We dug into our archives here at the Miller Center and found evidence revealing President Lyndon B. Johnson’s thinking on selection. In a July 30, 1964 phone call with former New York Democratic Senator Robert Wagner about three weeks before the Democratic Convention, President Johnson asks him to leak to the press that party’s leaders support the President’s right to choose his running mate and that a divided party is something to be avoided. According to Johnson:

They don’t want the president to sleep with anybody he doesn’t want to sleep with. And he ought to have a man that … he trusts and likes and can work with him. We oughtn’t to have a divided ticket to start, and therefore, you can expect to support the man the President selects. I just don’t think it can do us a bit of good to have a … divided party. 

As Johnson’s call illustrates, it is ultimately the presidential nominee’s decision and each individual might place emphasis on differing factors and characteristics in selecting a running mate.

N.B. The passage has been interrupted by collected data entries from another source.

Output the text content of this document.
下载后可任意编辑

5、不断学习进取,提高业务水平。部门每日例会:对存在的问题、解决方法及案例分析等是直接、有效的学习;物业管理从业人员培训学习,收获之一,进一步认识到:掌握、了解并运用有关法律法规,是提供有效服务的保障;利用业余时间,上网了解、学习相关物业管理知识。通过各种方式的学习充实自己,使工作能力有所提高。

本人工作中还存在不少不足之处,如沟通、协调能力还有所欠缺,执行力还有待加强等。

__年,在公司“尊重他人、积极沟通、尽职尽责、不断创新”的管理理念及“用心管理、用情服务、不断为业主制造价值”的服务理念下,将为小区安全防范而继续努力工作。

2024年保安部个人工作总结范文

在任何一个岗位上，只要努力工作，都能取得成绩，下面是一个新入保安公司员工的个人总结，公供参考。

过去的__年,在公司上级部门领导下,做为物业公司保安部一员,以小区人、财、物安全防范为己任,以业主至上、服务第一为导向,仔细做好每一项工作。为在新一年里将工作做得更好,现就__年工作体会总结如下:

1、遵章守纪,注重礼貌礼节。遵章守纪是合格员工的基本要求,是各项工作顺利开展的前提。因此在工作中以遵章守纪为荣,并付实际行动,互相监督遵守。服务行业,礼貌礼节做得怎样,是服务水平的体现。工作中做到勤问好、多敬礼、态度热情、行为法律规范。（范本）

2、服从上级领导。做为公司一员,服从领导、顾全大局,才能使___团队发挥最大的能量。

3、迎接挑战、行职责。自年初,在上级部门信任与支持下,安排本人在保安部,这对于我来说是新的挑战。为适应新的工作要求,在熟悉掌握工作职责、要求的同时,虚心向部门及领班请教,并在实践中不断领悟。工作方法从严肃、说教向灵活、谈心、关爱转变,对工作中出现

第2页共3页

The Miller Center has recognized the growing importance of the vice presidency for more than two decades. In 1992, the Miller Center organized a bipartisan commission to examine the criteria and qualifications for selection. The Commission, co-chaired by former Republican Senator Charles McC. Mathias and former Democratic Senator and Secretary of State Edmund S. Muskie, recommended three criteria:

(1) The vice presidential nominee should be of presidential caliber, given the strong likelihood of succession. (2) The nominees for president and vice president should be compatible to assure full partnership in office and continuity of philosophy and world view, should succession occur, and (3) attention should continue to be given to the political support a vice presidential nominee is expected to bring to a presidential ticket.

Indeed, the Miller Center Commission’s recommendations also comport with recent scholarly studies on vice presidential selection. Douglas Kriner of Boston University and Mark Hiller of University of Virginia Law School examined vice presidential selection between 1940 and 2004. Based on empirical data, they argue that as a result of the McGovern-Fraser reforms and George McGovern’s ill-fated selection of Thomas Eagleton as his running mate in 1972, veep selection changed between 1968 and 1972, from a model dominated by ticket balance to one concerned with a running mates' compatibility, government experience and qualifications to be president.

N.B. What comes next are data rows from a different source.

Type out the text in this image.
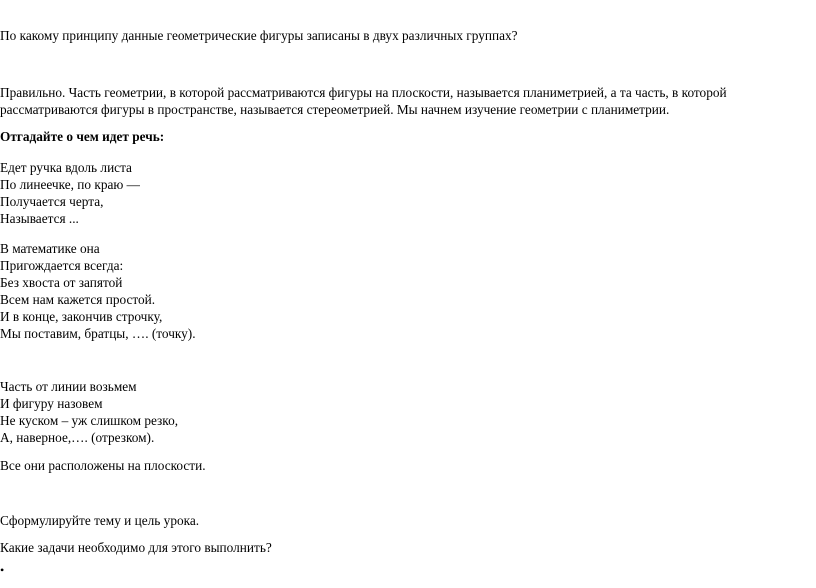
По какому принципу данные геометрические фигуры записаны в двух различных группах?
Правильно. Часть геометрии, в которой рассматриваются фигуры на плоскости, называется планиметрией, а та часть, в которой рассматриваются фигуры в пространстве, называется стереометрией. Мы начнем изучение геометрии с планиметрии.
Отгадайте о чем идет речь:
Едет ручка вдоль листа
По линеечке, по краю —
Получается черта,
Называется ...
В математике она
Пригождается всегда:
Без хвоста от запятой
Всем нам кажется простой.
И в конце, закончив строчку,
Мы поставим, братцы, …. (точку).
Часть от линии возьмем
И фигуру назовем
Не куском – уж слишком резко,
А, наверное,…. (отрезком).
Все они расположены на плоскости.
Сформулируйте тему и цель урока.
Какие задачи необходимо для этого выполнить?
•
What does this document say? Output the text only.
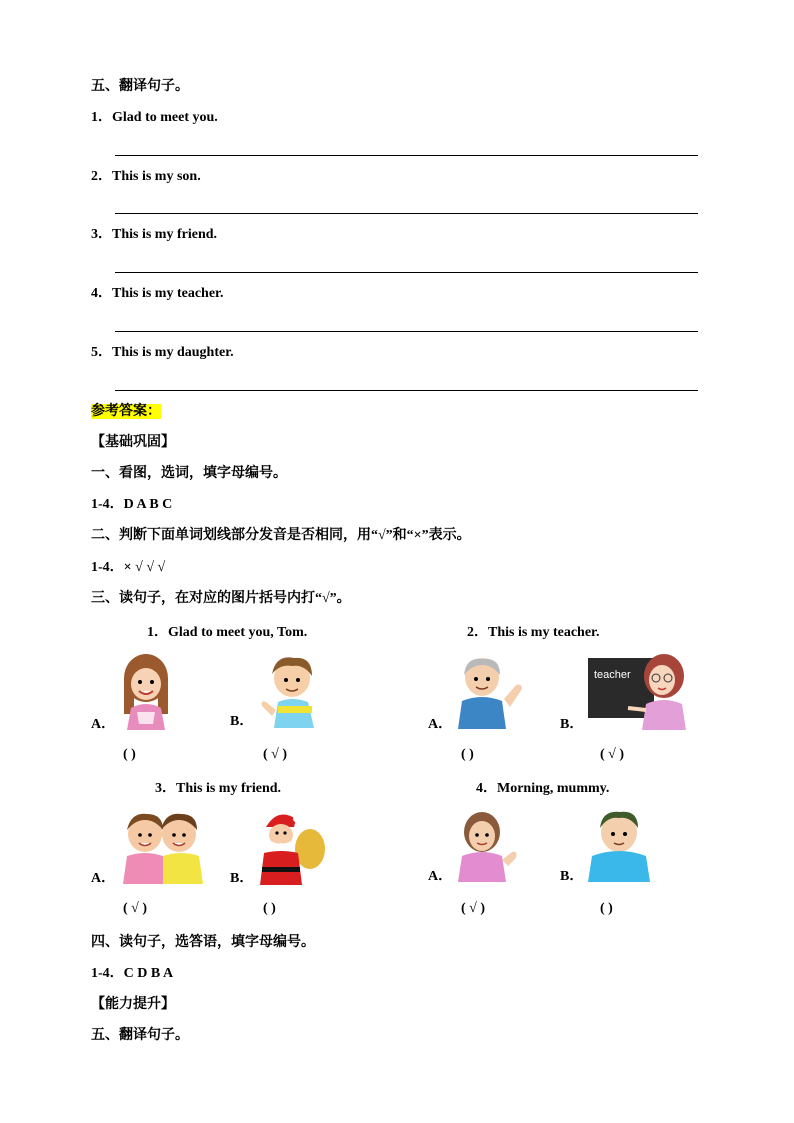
五、翻译句子。
1．Glad to meet you.
2．This is my son.
3．This is my friend.
4．This is my teacher.
5．This is my daughter.
参考答案：
【基础巩固】
一、看图，选词，填字母编号。
1-4．D A B C
二、判断下面单词划线部分发音是否相同，用“√”和“×”表示。
1-4．× √ √ √
三、读句子，在对应的图片括号内打“√”。
1．Glad to meet you, Tom.
A．	B．
( )	( √ )
2．This is my teacher.
A．	B．
teacher
( )	( √ )
3．This is my friend.
A．	B．
( √ )	( )
4．Morning, mummy.
A．	B．
( √ )	( )
四、读句子，选答语，填字母编号。
1-4．C D B A
【能力提升】
五、翻译句子。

Similarly, Joel K. Goldstein in a recent post for Larry Sabato’s Crystal Ball, found that one of the factors driving conventional wisdom – that nominees seek running mates from key swing states – does not stand up to scrutiny. In his examination of recent history of vice presidential candidate selection, Goldstein argues:

Presidential nominees presumably know something about electoral politics and are strongly motivated to make politically rewarding choices. Yet in modern times they almost never choose a running mate based on the assumption that he or she can swing a state with a lot of electoral votes. The running mate often comes from a state with few electoral votes and/or a safe state and, when he or she has recently come from a state rich in electoral votes, that fact has played little, if any, role in the selection.

Goldstein provides further evidence that the selection of a running mate is much more complicated than electoral votes from a single state. Furthermore that nationalization of presidential politics has contributed factors that influence selection. All things equal, a presidential nominee will prefer a running mate of presidential quality over candidates who bring electoral votes, but have other defects.

Although Romney currently faces the challenge of a divided party, it may not be the case a few months from now when it comes time to choose a running mate. Additionally, Republican strategists have noted that Romney is unlikely to repeat John McCain’s mistake of making the dramatic, but entirely political, choice (Sarah Palin). Advisers close to Romney think he’s more of the school of choosing someone who can become president.

So, given what’s at stake and the empirical evidence of factors that influence a presidential nominee’s running mate selection, who do you think Romney should consider as his vice presidential candidate and why?